You can’t just walk into NSE and buy shares. You need a licensed stockbroker who does it for you. Some popular ones here in Kenya are KCB Capital, NCBA Investment Bank, Dyer & Blair, AIB-AXYS, and even Stanbic. Just make sure they’re approved by CMA.

2. Open a CDS Account

This is like your personal shares wallet. It holds your shares electronically. To open it, you’ll need your National ID, KRA PIN, and a passport photo. Your broker helps you set this up — it’s pretty easy.

3. Fund Your Account

Send money (KES) to your broker’s client account. Most let you use M-PESA Paybill, bank transfer or direct deposit. This is the cash they’ll use to buy your shares.

4. Choose Which Shares to Buy

Don’t stress yourself with complicated stuff. Start with solid companies you already know — like Safaricom, KCB, Equity, or EABL. These are called blue-chip stocks. They’re big, stable, and familiar to you. Do some small research first; ask your broker or google them.

5. Place Your First Buy Order

Tell your broker which company’s shares you want and how many. On the NSE, shares are sold in blocks of 100. So if one share is KES 30, you’ll spend KES 3,000 plus a little extra for fees.

What Are the Real Costs?

Every time you buy or sell, there are small charges:

  • Broker’s fee: ~1.7% – 2.1%
  • NSE levy: 0.12%
  • CMA levy: 0.12%
  • CDS fee: 0.02%

So all together, it’s roughly 2% – 2.4% of your transaction value. Your broker will break it down before you pay.

Doing It The Modern Way

No need to keep calling your broker every time. Many now have apps (like AIB-Digitader) or websites. You can watch your shares, buy, sell and even read news on your phone.

Handy Checklist Before You Start

  • ✔ Have you picked a licensed broker?
  • ✔ Got your ID, KRA PIN and passport photo ready?
  • ✔ Opened your CDS account?
  • ✔ Decided on how much you’ll start with?

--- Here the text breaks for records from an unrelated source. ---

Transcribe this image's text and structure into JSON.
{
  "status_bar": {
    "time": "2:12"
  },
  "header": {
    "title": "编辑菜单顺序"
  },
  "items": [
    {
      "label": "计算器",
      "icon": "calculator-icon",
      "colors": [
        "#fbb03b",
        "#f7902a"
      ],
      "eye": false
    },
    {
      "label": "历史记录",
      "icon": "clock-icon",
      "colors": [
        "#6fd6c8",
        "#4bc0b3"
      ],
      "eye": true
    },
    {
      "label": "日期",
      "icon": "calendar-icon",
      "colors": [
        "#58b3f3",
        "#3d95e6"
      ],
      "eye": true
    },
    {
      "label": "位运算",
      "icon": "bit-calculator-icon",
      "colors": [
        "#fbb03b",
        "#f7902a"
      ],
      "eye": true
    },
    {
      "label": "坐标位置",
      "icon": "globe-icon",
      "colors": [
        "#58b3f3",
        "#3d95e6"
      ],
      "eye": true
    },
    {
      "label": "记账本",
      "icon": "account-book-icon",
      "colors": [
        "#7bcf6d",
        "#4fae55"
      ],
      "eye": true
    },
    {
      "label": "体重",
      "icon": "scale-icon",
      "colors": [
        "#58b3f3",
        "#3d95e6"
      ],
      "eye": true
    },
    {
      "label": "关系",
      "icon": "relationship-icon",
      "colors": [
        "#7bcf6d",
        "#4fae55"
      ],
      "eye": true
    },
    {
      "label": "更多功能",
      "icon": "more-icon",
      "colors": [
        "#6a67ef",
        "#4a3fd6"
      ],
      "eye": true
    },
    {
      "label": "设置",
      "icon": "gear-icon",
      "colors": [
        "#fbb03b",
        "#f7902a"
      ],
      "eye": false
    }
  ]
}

Even KES 5,000 is fine.
  • ✔ Done some quick research on 2-3 companies?
  • ✔ Ready to buy at least 100 shares?

FAQs Kenyans Always Ask

Q: How much do I really need to start?
A: No official minimum, but around KES 5,000 to 10,000 is practical. That covers at least 100 shares plus fees.

Q: Can I lose all my money?
A: Unless the company completely collapses (very rare with big firms), you’re more likely to see ups and downs. Don’t panic — invest what you can afford and think long term.

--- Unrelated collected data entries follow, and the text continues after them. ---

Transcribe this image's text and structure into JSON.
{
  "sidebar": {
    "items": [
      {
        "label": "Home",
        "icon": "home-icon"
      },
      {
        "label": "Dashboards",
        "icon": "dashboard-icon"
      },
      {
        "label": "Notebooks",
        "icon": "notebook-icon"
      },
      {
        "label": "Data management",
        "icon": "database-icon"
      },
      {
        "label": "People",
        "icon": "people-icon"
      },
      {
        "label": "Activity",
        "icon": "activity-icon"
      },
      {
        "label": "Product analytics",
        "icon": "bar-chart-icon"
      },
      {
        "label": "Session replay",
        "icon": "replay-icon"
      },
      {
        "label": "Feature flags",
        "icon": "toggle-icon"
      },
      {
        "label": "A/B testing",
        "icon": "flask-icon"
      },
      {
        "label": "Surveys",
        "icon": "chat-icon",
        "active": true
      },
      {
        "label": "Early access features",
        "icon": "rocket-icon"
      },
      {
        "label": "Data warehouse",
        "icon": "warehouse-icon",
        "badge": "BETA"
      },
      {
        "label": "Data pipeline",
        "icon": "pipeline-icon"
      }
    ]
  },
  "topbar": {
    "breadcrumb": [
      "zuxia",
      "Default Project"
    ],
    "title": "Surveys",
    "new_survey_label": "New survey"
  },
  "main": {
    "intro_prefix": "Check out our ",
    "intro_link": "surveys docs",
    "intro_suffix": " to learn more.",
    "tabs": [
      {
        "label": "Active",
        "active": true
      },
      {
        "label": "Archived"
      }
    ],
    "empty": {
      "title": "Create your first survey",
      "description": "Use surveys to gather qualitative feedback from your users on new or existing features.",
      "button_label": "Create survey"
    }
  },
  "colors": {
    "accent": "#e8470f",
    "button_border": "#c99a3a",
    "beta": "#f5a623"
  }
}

Q: How do dividends reach me?
A: Paid straight into your linked bank or M-PESA. No stress.

Q: How is this taxed in Kenya?
A: Right now, Capital Gains Tax is 5% when you profit from selling. Dividend tax is also 5%. Your broker usually handles this, so you don’t have to chase KRA yourself.

Final Word

Investing on the NSE isn’t rocket science. Start simple, be patient, and let your money work for you. Who knows? In a few years, you’ll be the one telling your friends how your shares grew — na they’ll wish they started like you!